Au-delà des débats purement juridiques, ces décisions et cette tribune présentent un grand enjeu politique. On sait combien la CJUE a œuvré pour l’intégration européenne et à quel point elle s’est reposée sur les juges nationaux pour diffuser sa jurisprudence volontariste. Jean-Denis Combrexelle l’évoque dans sa tribune en parlant d’une “Europe des juges”. Il serait d’ailleurs excessif d’interpréter cette actualité comme un retour à un souverainisme juridique dont le Conseil d’État avait pu faire preuve dans les années 60 à 80. Néanmoins, une vraie question est posée : en ces temps de remise en cause de l’Union européenne, la cour de Luxembourg doit-elle restreindre sa jurisprudence et préserver les marges de manœuvre des juges nationaux ?
Ce n’est pas la première fois que ce type de tensions voient le jour entre les juges de Luxembourg et les juges nationaux ; ils finissent toujours par trouver des terrains d’entente.
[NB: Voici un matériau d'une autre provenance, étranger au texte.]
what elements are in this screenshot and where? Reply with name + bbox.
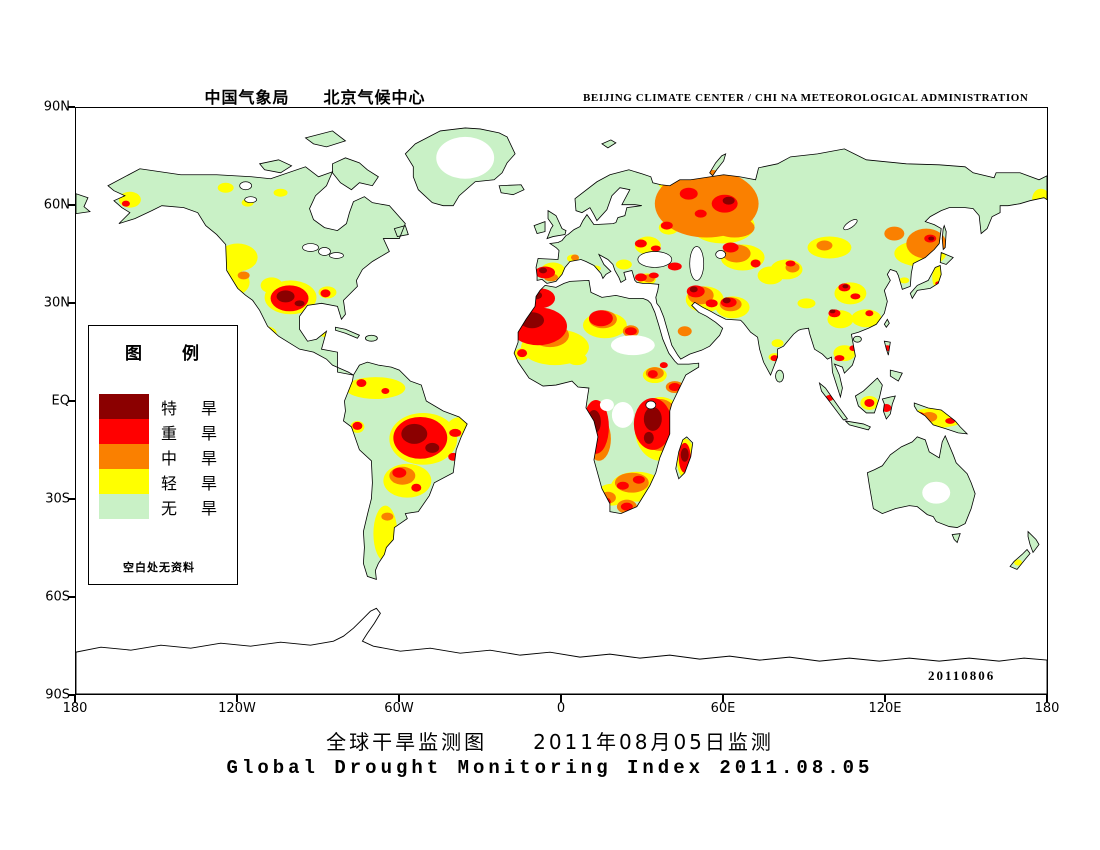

Ce débat n’est évidemment pas franco-français. On se souvient de la tribune publiée en 2008 par l’ancien Président de la cour constitutionnelle allemande Roman Herzog et intitulée “Arrêtez la Cour de Justice européenne !” (3). Le dialogue des juges est donc, aussi, une lutte des juges.
Sources :
- Arrêt du 4 octobre 2018, CJUE, n° C-416/17, Ministre du budget, des comptes publics et de la fonction publique.
- COMBREXELLE Jean-Denis, Sur l’actualité du dialogue des juges, AJDA 2018, p. 1929.
- HERZOG Roman, GERKEN L, Stoppt den Europäischen Gerichtshof, FAZ, 8 sept. 2008.